Paus Francis: Jangan biarkan iblis menyalakan "api" perang di hatimu

Orang-orang tidak dapat menyebut diri mereka orang Kristen jika mereka menabur benih-benih perang, kata Paus Francis.

Menemukan rasa bersalah dan mengutuk orang lain adalah "godaan setan untuk berperang," kata paus dalam homilinya selama misa pagi di Domus Sanctae Marthae pada 9 Januari, hari yang sama ketika dia menyampaikan pidato tahunannya kepada diplomat terakreditasi ke Vatikan.

Jika orang-orang adalah "penabur perang" dalam keluarga, komunitas, dan tempat kerja mereka, maka mereka tidak bisa menjadi orang Kristen, menurut Vatikan News.

Merayakan misa di kapel kediamannya, paus berkhotbah tentang pembacaan pertama hari itu dari surat pertama Yohanes. Bagian ini menekankan betapa pentingnya untuk "tetap di dalam Allah" dengan mengikuti perintahnya untuk mengasihi Allah dengan mengasihi orang lain. "Ini adalah perintah yang kita miliki dari dia: siapa pun yang mencintai Allah juga harus mengasihi saudaranya," kata sebuah ayat.

"Di mana Tuhan berada, di sana ada kedamaian," kata Francis dalam homilinya.

“Dialah yang membuat perdamaian; Roh Kuduslah yang mengutus untuk membawa kedamaian di dalam kita, "katanya, karena hanya dengan tetap di dalam Tuhan dapat ada kedamaian dalam hati seseorang.

Tetapi bagaimana Anda "tetap di dalam Allah?" tanya paus. Saling mencintai, katanya. "Ini pertanyaannya; ini adalah rahasia perdamaian. "

Paus memperingatkan agar jangan berpikir bahwa perang dan perdamaian hanyalah eksternal bagi diri mereka sendiri, yang hanya terjadi "di negara itu, dalam situasi itu".

"Bahkan di hari-hari ini ketika banyak api perang dinyalakan, pikiran langsung pergi ke sana (ke tempat-tempat yang jauh) ketika kita berbicara tentang perdamaian," katanya.

Meskipun penting untuk berdoa bagi perdamaian dunia, katanya, perdamaian harus dimulai dalam hati seseorang.

Orang harus merenungkan hati mereka - apakah mereka "damai" atau "gelisah" atau selalu "berperang, berjuang untuk memiliki lebih banyak, untuk dikuasai, untuk didengarkan".

"Jika kita tidak memiliki kedamaian di hati kita, bagaimana kita berpikir akan ada kedamaian di dunia?" gereja.
"Jika ada perang di hati saya," katanya, "akan ada perang di keluarga saya, akan ada perang di lingkungan saya dan akan ada perang di tempat kerja saya."

Kecemburuan, iri hati, gosip, dan pembicaraan buruk tentang orang lain menciptakan "perang" antara orang-orang dan "menghancurkan", katanya.

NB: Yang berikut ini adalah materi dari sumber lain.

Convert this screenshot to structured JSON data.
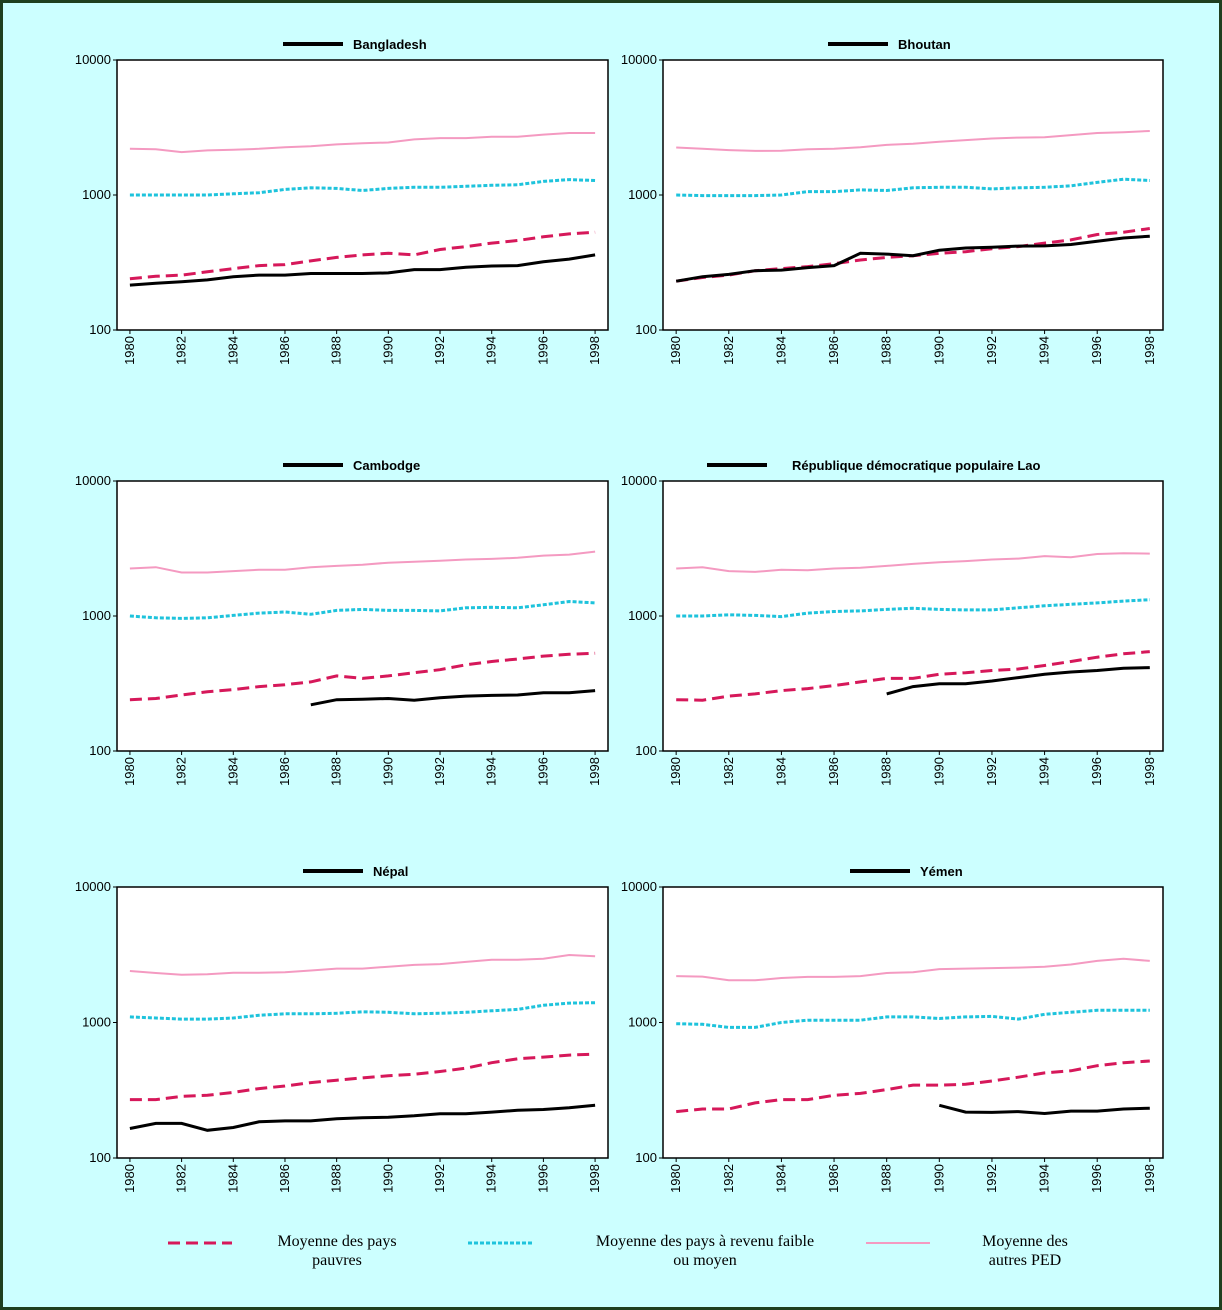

Paus meminta orang untuk melihat bagaimana mereka berbicara dan jika apa yang mereka katakan digerakkan oleh "roh perdamaian" atau oleh "roh perang".

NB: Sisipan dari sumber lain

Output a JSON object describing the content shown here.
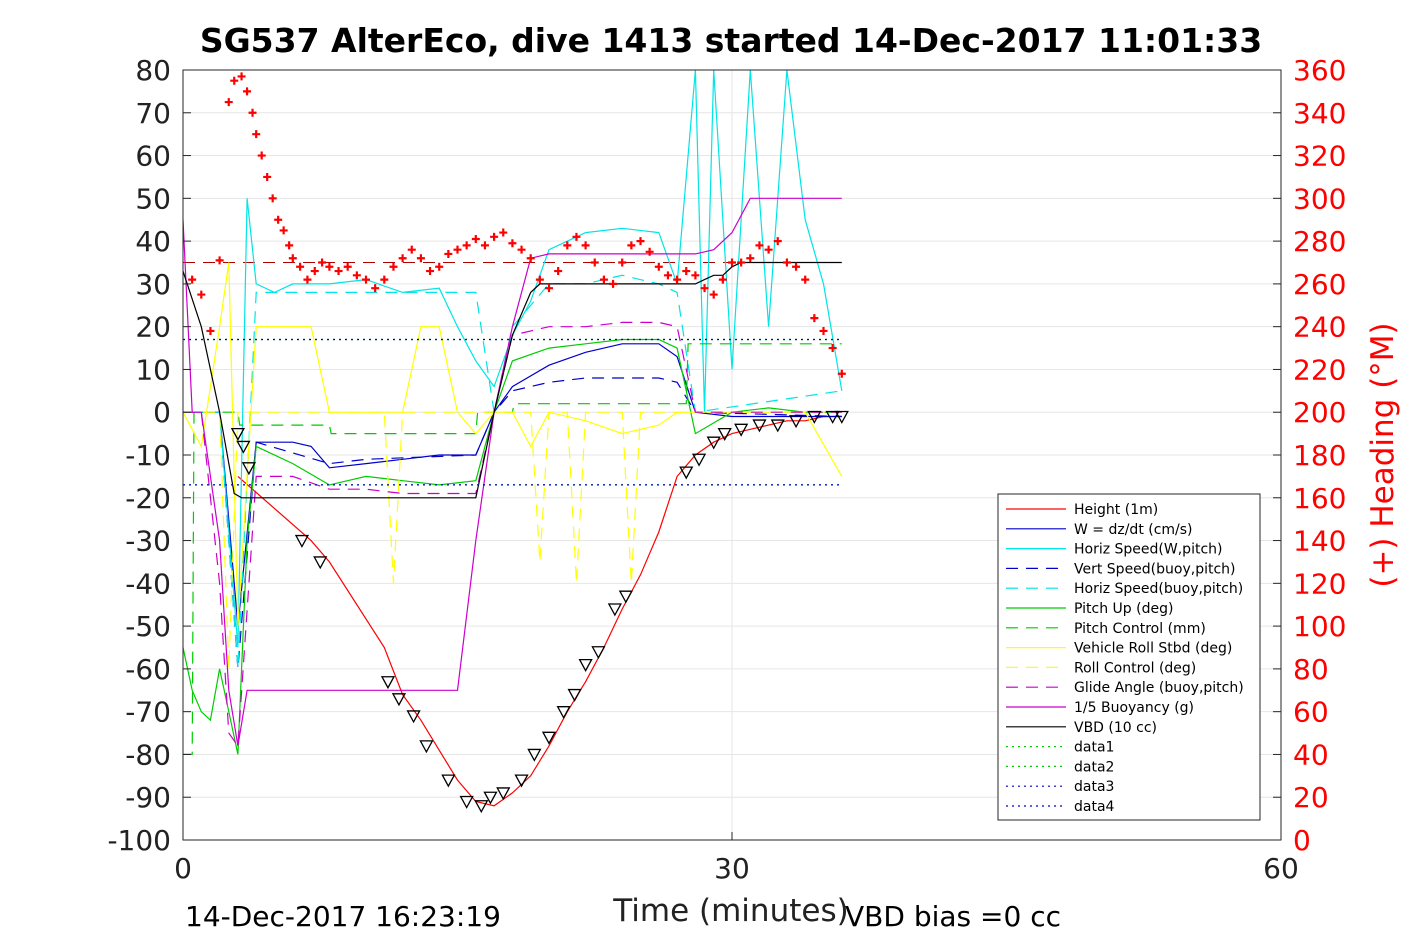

Berbicara atau bertindak sedemikian rupa untuk menyakiti atau mengaburkan orang lain menunjukkan "Roh Kudus tidak ada di sana," katanya.

“Dan ini terjadi pada kita masing-masing. Reaksi langsung adalah mengutuk yang lain, "katanya, dan ini" adalah godaan iblis untuk berperang. "

Ketika iblis mampu menyalakan api perang ini di dalam hatinya, “dia bahagia; dia tidak boleh melakukan pekerjaan lain "karena" kitalah yang bekerja untuk saling menghancurkan, kitalah yang mengejar perang, kehancuran ", kata paus.

Orang-orang pertama-tama menghancurkan diri mereka sendiri dengan menghilangkan cinta dari hati mereka, katanya, dan kemudian menghancurkan orang lain karena "benih yang ditempatkan iblis pada kita".